En juin 2019, le Mali et la Russie ont signé un accord de coopération militaire. L’accord bilatéral couvre la vente et la maintenance de deux hélicoptères Mi-35

Un nouveau Mi-35M, camouflé dans le désert, destiné à l’armée de l’air du Mali, a été vu dans les installations de Rostvertol à Rostov s le 3 juin 2019. Le Mali a reçu deux Mi-35M en 2017, après avoir commandé quatre des hélicoptères en 2016, selon l’Institut international de recherche sur la paix de Stockholm (SIPRI).

Il semble que le Kremlin vise à resserrer ses relations avec le continent africain par différents moyens, et les ventes d’armes ainsi que le soutien militaire en font partie. Dans une déclaration faite devant un panel de dirigeants africains en octobre dernier à Sotchi, Wladimir Poutine a déclaré: «Nous sommes capables de doubler nos taux de change commerciaux dans les années à venir».

Une telle annonce a été rapidement suivie d’une étape concrète dans la mesure où le personnel du groupe paramilitaire russe Wagner (qui serait lié au Kremlin) a récemment été aperçu dans les rues de Bamako. Et le ministre russe de la Défense, Sergei Choigou, a été cité par la radio française FranceInfo: «La coopération militaire sert les intérêts des deux pays. La Russie est prête à normaliser la situation du Mali afin de créer les conditions d’une paix durable ».

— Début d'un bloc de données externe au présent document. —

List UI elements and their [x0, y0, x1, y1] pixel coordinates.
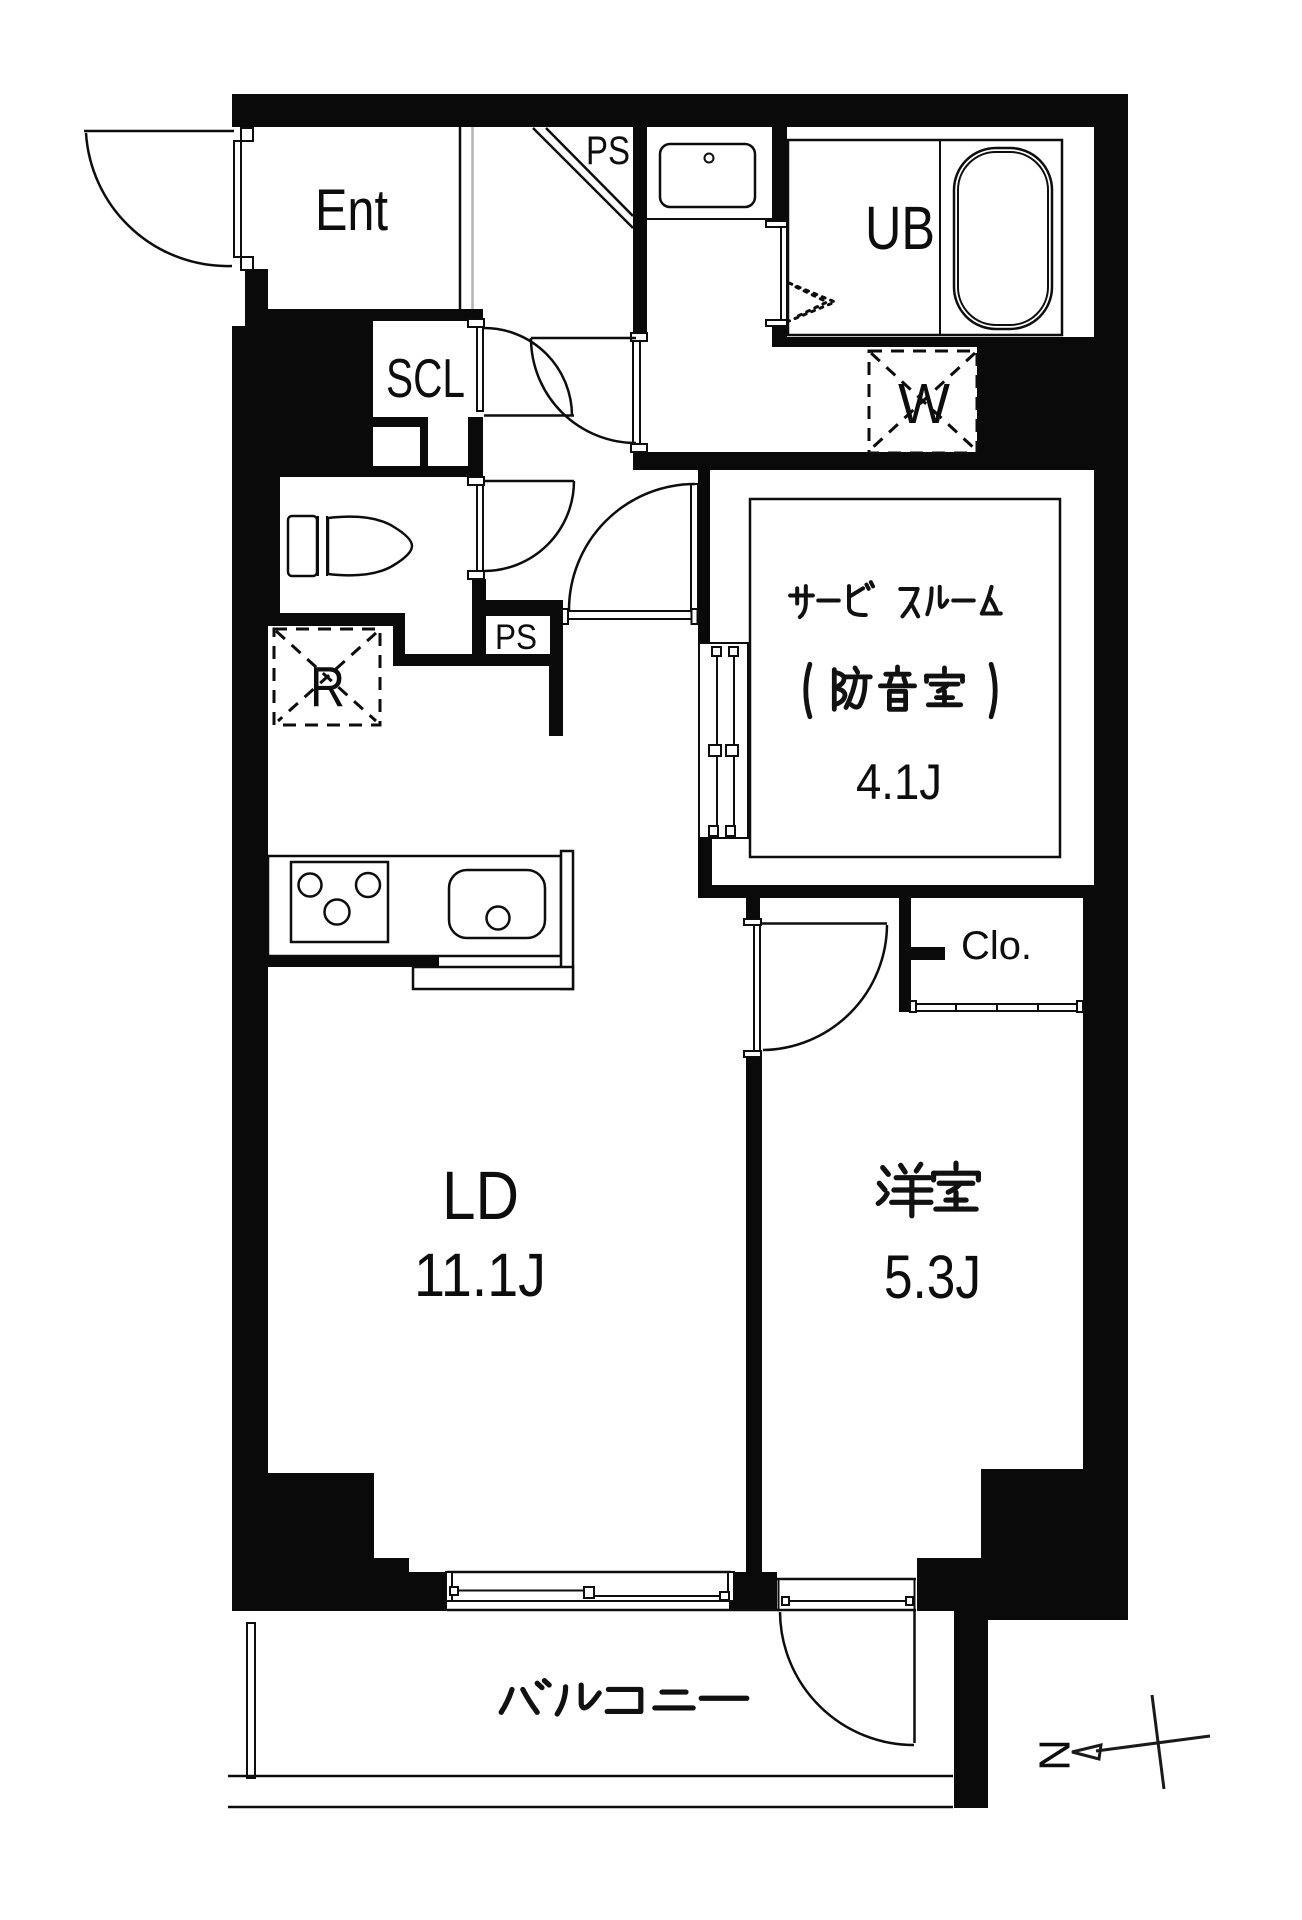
svg-text:4.1J: 4.1J [856, 754, 942, 810]
svg-text:11.1J: 11.1J [414, 1241, 546, 1309]
svg-text:LD: LD [442, 1157, 519, 1234]
svg-text:5.3J: 5.3J [884, 1243, 981, 1311]
svg-text:PS: PS [495, 618, 537, 657]
svg-text:Ent: Ent [315, 178, 388, 243]
svg-text:N: N [1031, 1739, 1080, 1771]
svg-text:Clo.: Clo. [961, 924, 1032, 968]
svg-text:R: R [310, 655, 345, 719]
svg-text:SCL: SCL [386, 347, 465, 409]
svg-text:UB: UB [865, 194, 935, 262]
svg-text:PS: PS [586, 129, 630, 173]
svg-text:W: W [898, 372, 950, 436]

Les relations entre Moscou et Bamako ne sont pas nouvelles depuis que l’URSS a activement participé à l’armement de l’armée malienne juste après son indépendance de la France en 1961. En plus des armes légères et des munitions, Moscou a également fourni des chars moyens, des véhicules blindés et de l’artillerie. Les soviétiques ont également équipé l’armée de l’air d’avions Antonov AN-2 Colt, MiG-21 et Mi-4.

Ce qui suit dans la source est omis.